To streamline the use of the MME Benchmark, we have consolidated all the necessary repositories and configured them for one-button deployment. Follow the steps below to get started. We take LVLM LLaVA as an example.
Begin by creating the required directory structure inside your LLaVA workspace:
mkdir -p LLaVA/playground/data/eval/MMEThis ensures all evaluation data is well-organized. We strongly recommend placing the MME folder inside eval for better clarity and separation.
Now, clone the benchmark repository:
git clone https://github.com/DAILtech/Evaluation-benchmark-MME/
This repository contains everything needed for running the MME Benchmark in one go.

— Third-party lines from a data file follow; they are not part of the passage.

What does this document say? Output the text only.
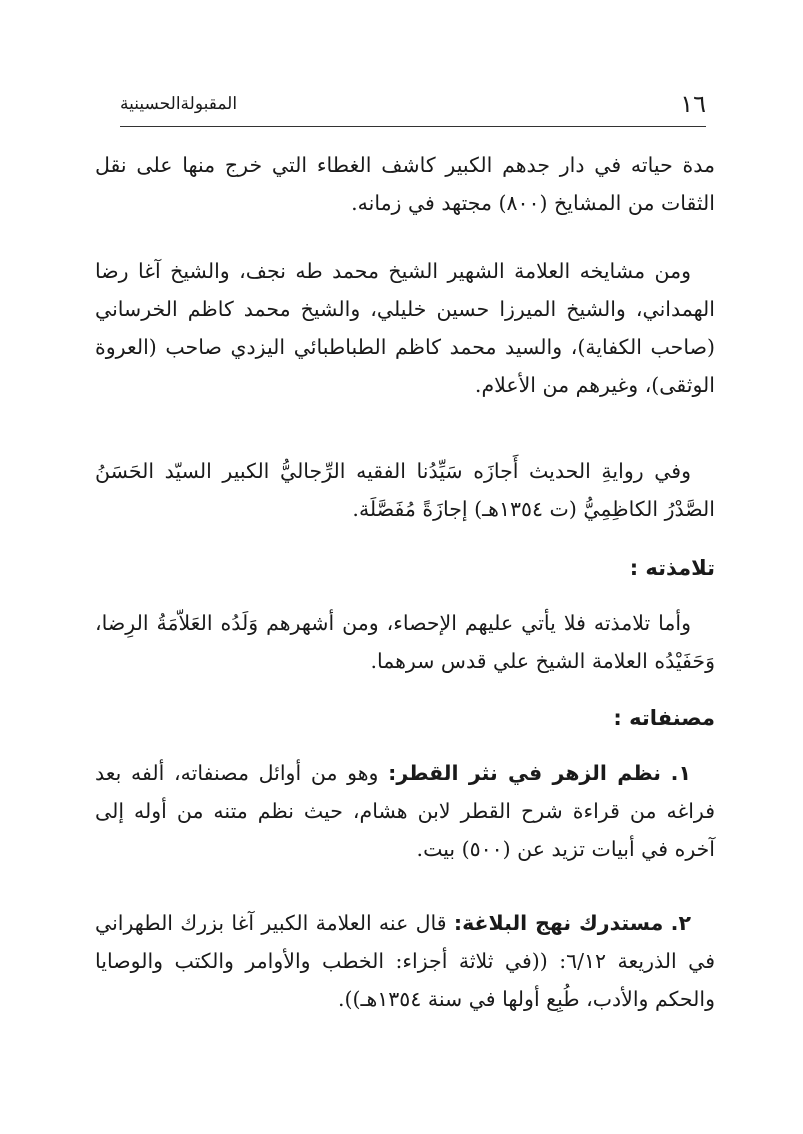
١٦
المقبولةالحسينية

مدة حياته في دار جدهم الكبير كاشف الغطاء التي خرج منها على نقل الثقات من المشايخ (٨٠٠) مجتهد في زمانه.

ومن مشايخه العلامة الشهير الشيخ محمد طه نجف، والشيخ آغا رضا الهمداني، والشيخ الميرزا حسين خليلي، والشيخ محمد كاظم الخرساني (صاحب الكفاية)، والسيد محمد كاظم الطباطبائي اليزدي صاحب (العروة الوثقى)، وغيرهم من الأعلام.

وفي روايةِ الحديث أَجازَه سَيِّدُنا الفقيه الرِّجاليُّ الكبير السيّد الحَسَنُ الصَّدْرُ الكاظِمِيُّ (ت ١٣٥٤هـ) إجازَةً مُفَصَّلَة.

تلامذته :

وأما تلامذته فلا يأتي عليهم الإحصاء، ومن أشهرهم وَلَدُه العَلاّمَةُ الرِضا، وَحَفَيْدُه العلامة الشيخ علي قدس سرهما.

مصنفاته :

١. نظم الزهر في نثر القطر: وهو من أوائل مصنفاته، ألفه بعد فراغه من قراءة شرح القطر لابن هشام، حيث نظم متنه من أوله إلى آخره في أبيات تزيد عن (٥٠٠) بيت.

٢. مستدرك نهج البلاغة: قال عنه العلامة الكبير آغا بزرك الطهراني في الذريعة ٦/١٢: ((في ثلاثة أجزاء: الخطب والأوامر والكتب والوصايا والحكم والأدب، طُبِع أولها في سنة ١٣٥٤هـ)).
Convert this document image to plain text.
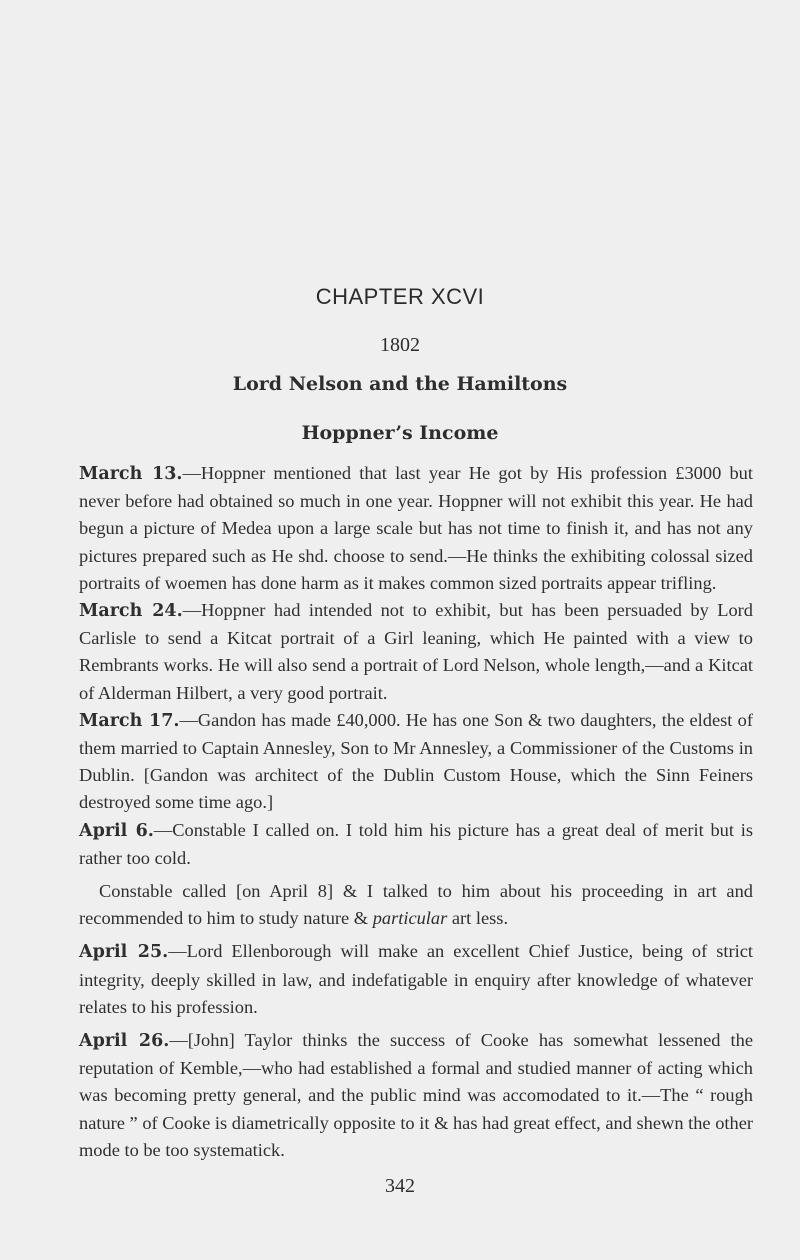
CHAPTER XCVI
1802
Lord Nelson and the Hamiltons
Hoppner’s Income

March 13.—Hoppner mentioned that last year He got by His profession £3000 but never before had obtained so much in one year. Hoppner will not exhibit this year. He had begun a picture of Medea upon a large scale but has not time to finish it, and has not any pictures prepared such as He shd. choose to send.—He thinks the exhibiting colossal sized portraits of woemen has done harm as it makes common sized portraits appear trifling.

March 24.—Hoppner had intended not to exhibit, but has been persuaded by Lord Carlisle to send a Kitcat portrait of a Girl leaning, which He painted with a view to Rembrants works. He will also send a portrait of Lord Nelson, whole length,—and a Kitcat of Alderman Hilbert, a very good portrait.

March 17.—Gandon has made £40,000. He has one Son & two daughters, the eldest of them married to Captain Annesley, Son to Mr Annesley, a Commissioner of the Customs in Dublin. [Gandon was architect of the Dublin Custom House, which the Sinn Feiners destroyed some time ago.]

April 6.—Constable I called on. I told him his picture has a great deal of merit but is rather too cold.

Constable called [on April 8] & I talked to him about his proceeding in art and recommended to him to study nature & particular art less.

April 25.—Lord Ellenborough will make an excellent Chief Justice, being of strict integrity, deeply skilled in law, and indefatigable in enquiry after knowledge of whatever relates to his profession.

April 26.—[John] Taylor thinks the success of Cooke has somewhat lessened the reputation of Kemble,—who had established a formal and studied manner of acting which was becoming pretty general, and the public mind was accomodated to it.—The “ rough nature ” of Cooke is diametrically opposite to it & has had great effect, and shewn the other mode to be too systematick.

342
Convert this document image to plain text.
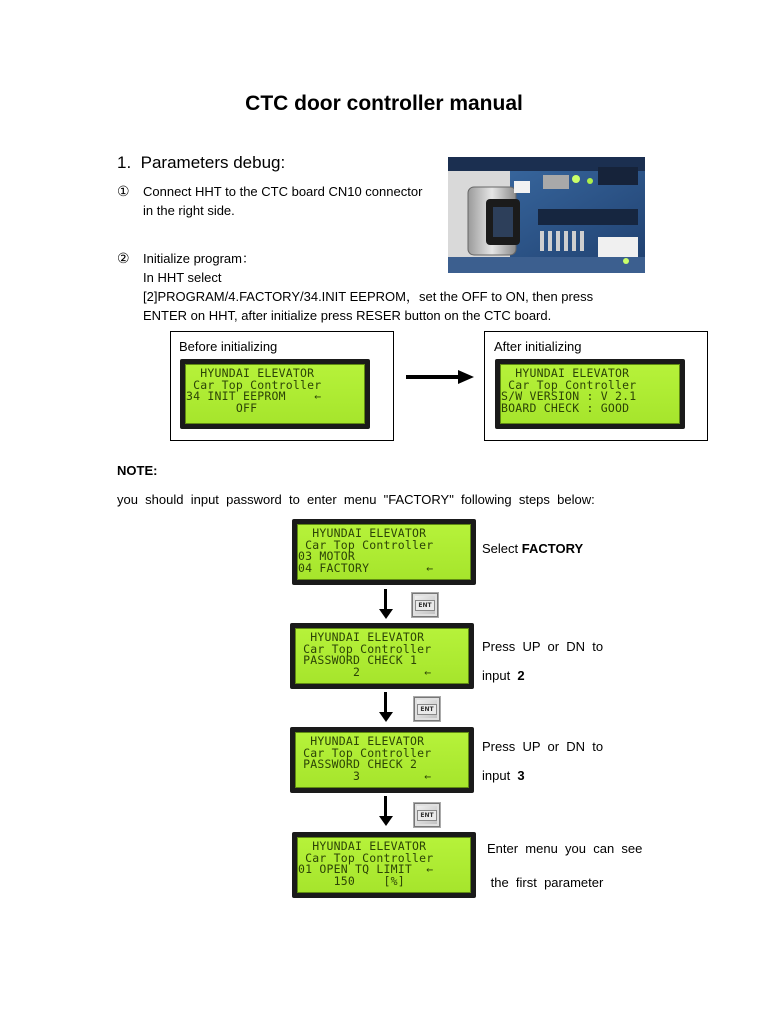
CTC door controller manual
1. Parameters debug:
① Connect HHT to the CTC board CN10 connector
in the right side.
② Initialize program：
In HHT select
[2]PROGRAM/4.FACTORY/34.INIT EEPROM，set the OFF to ON, then press
ENTER on HHT, after initialize press RESER button on the CTC board.
Before initializing
HYUNDAI ELEVATOR
Car Top Controller
34 INIT EEPROM    ←
OFF
After initializing
HYUNDAI ELEVATOR
Car Top Controller
S/W VERSION : V 2.1
BOARD CHECK : GOOD
NOTE:
you  should  input  password  to  enter  menu  "FACTORY"  following  steps  below:
HYUNDAI ELEVATOR
Car Top Controller
03 MOTOR
04 FACTORY        ←
Select FACTORY
ENT
HYUNDAI ELEVATOR
Car Top Controller
PASSWORD CHECK 1
2         ←
Press  UP  or  DN  to
input  2
ENT
HYUNDAI ELEVATOR
Car Top Controller
PASSWORD CHECK 2
3         ←
Press  UP  or  DN  to
input  3
ENT
HYUNDAI ELEVATOR
Car Top Controller
01 OPEN TQ LIMIT  ←
150    [%]
Enter  menu  you  can  see
the  first  parameter
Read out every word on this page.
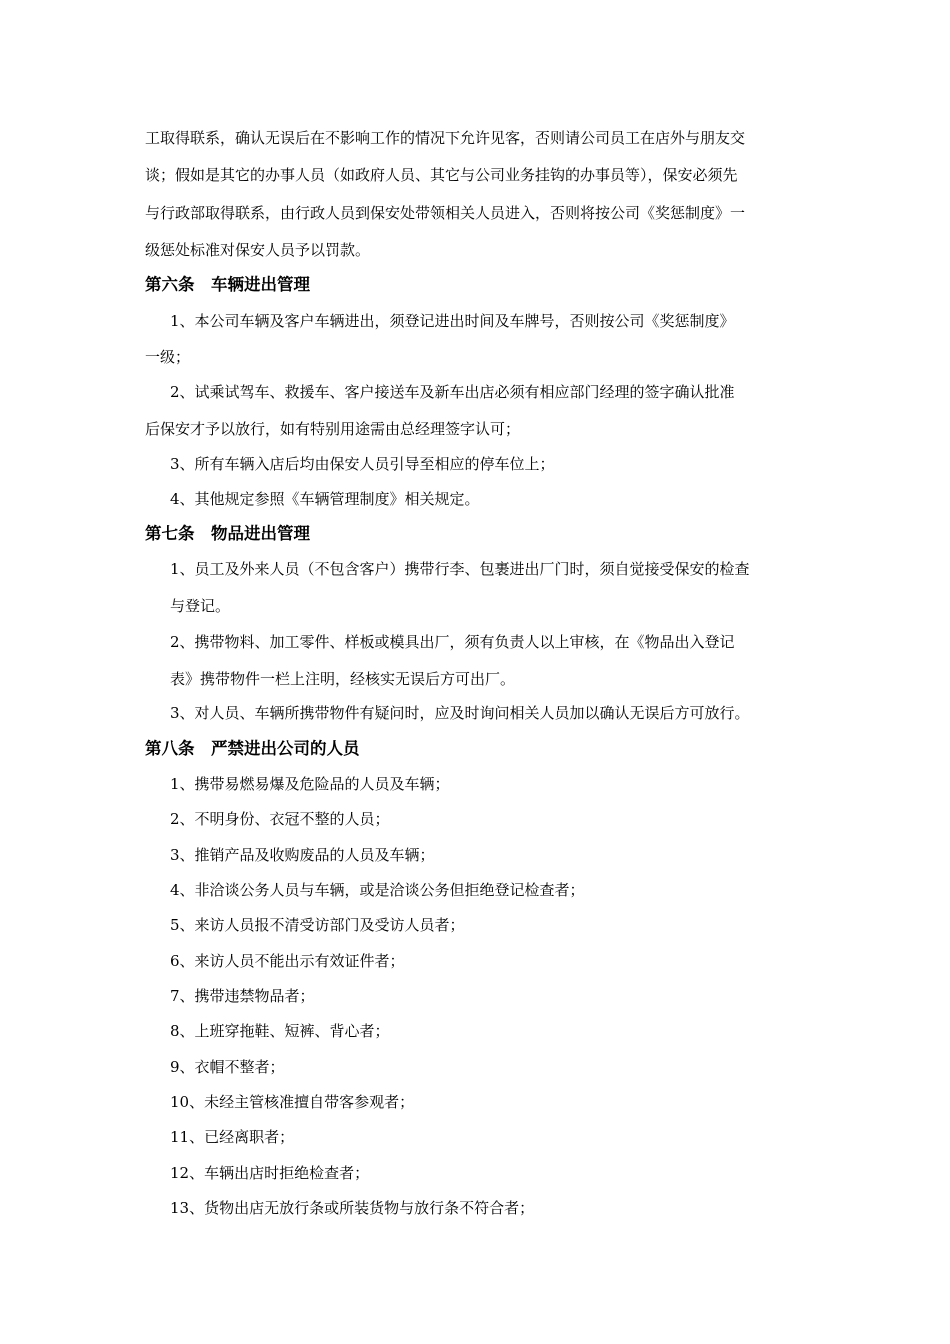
工取得联系，确认无误后在不影响工作的情况下允许见客，否则请公司员工在店外与朋友交
谈；假如是其它的办事人员（如政府人员、其它与公司业务挂钩的办事员等），保安必须先
与行政部取得联系，由行政人员到保安处带领相关人员进入，否则将按公司《奖惩制度》一
级惩处标准对保安人员予以罚款。
第六条　车辆进出管理
1、本公司车辆及客户车辆进出，须登记进出时间及车牌号，否则按公司《奖惩制度》
一级；
2、试乘试驾车、救援车、客户接送车及新车出店必须有相应部门经理的签字确认批准
后保安才予以放行，如有特别用途需由总经理签字认可；
3、所有车辆入店后均由保安人员引导至相应的停车位上；
4、其他规定参照《车辆管理制度》相关规定。
第七条　物品进出管理
1、员工及外来人员（不包含客户）携带行李、包裹进出厂门时，须自觉接受保安的检查
与登记。
2、携带物料、加工零件、样板或模具出厂，须有负责人以上审核，在《物品出入登记
表》携带物件一栏上注明，经核实无误后方可出厂。
3、对人员、车辆所携带物件有疑问时，应及时询问相关人员加以确认无误后方可放行。
第八条　严禁进出公司的人员
1、携带易燃易爆及危险品的人员及车辆；
2、不明身份、衣冠不整的人员；
3、推销产品及收购废品的人员及车辆；
4、非洽谈公务人员与车辆，或是洽谈公务但拒绝登记检查者；
5、来访人员报不清受访部门及受访人员者；
6、来访人员不能出示有效证件者；
7、携带违禁物品者；
8、上班穿拖鞋、短裤、背心者；
9、衣帽不整者；
10、未经主管核准擅自带客参观者；
11、已经离职者；
12、车辆出店时拒绝检查者；
13、货物出店无放行条或所装货物与放行条不符合者；
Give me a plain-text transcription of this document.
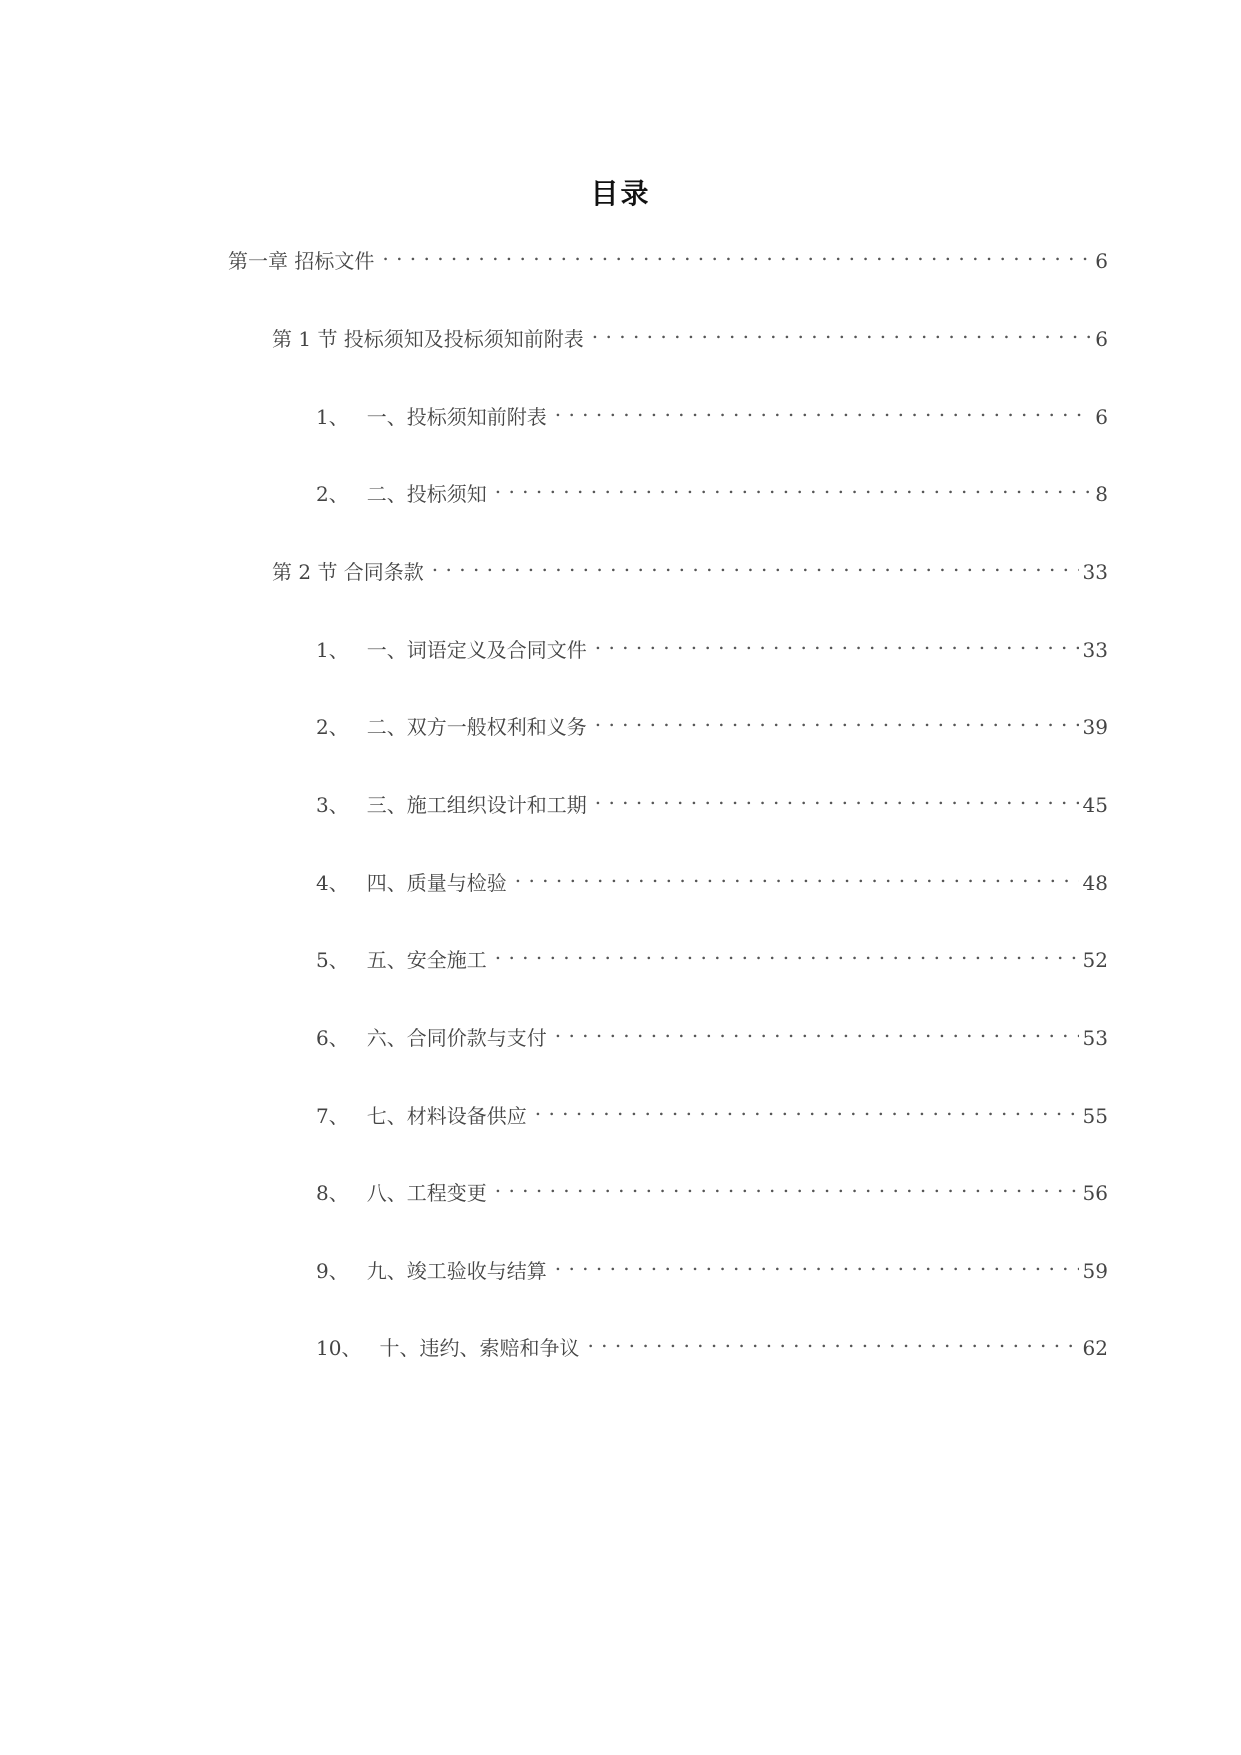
目录
第一章 招标文件 . . .	6
第 1 节 投标须知及投标须知前附表 . . .	6
1、 一、投标须知前附表 . . .	6
2、 二、投标须知 . . .	8
第 2 节 合同条款 . . .	33
1、 一、词语定义及合同文件 . . .	33
2、 二、双方一般权利和义务 . . .	39
3、 三、施工组织设计和工期 . . .	45
4、 四、质量与检验 . . .	48
5、 五、安全施工 . . .	52
6、 六、合同价款与支付 . . .	53
7、 七、材料设备供应 . . .	55
8、 八、工程变更 . . .	56
9、 九、竣工验收与结算 . . .	59
10、 十、违约、索赔和争议 . . .	62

Put the files out of the Evaluation-benchmark-MME folder, then make a folder named answers in eval/MME, like eval/MME/answers
mkdir -p LLaVA/playground/data/eval/MME/answers(your should in LLaVA folder)
#!/bin/bash
# cd LLaVA
python -m llava.eval.model_vqa_loader \
--model-path /root/autodl-tmp/LLaVA/llava-v1.5-7b \
--question-file ./playground/data/eval/MME/llava_mme_test.jsonl \
--image-folder ./playground/data/eval/MME/MME_Benchmark_release_version \
--answers-file ./playground/data/eval/MME/answers/llava-v1.5-7b.jsonl \
--temperature 0 \
--conv-mode vicuna_v1 \
cd ./playground/data/eval/MME
python convert_answer_to_mme.py --experiment llava-v1.5-7b
cd eval_tool
python calculation.py --results_dir answers/llava-v1.5-7b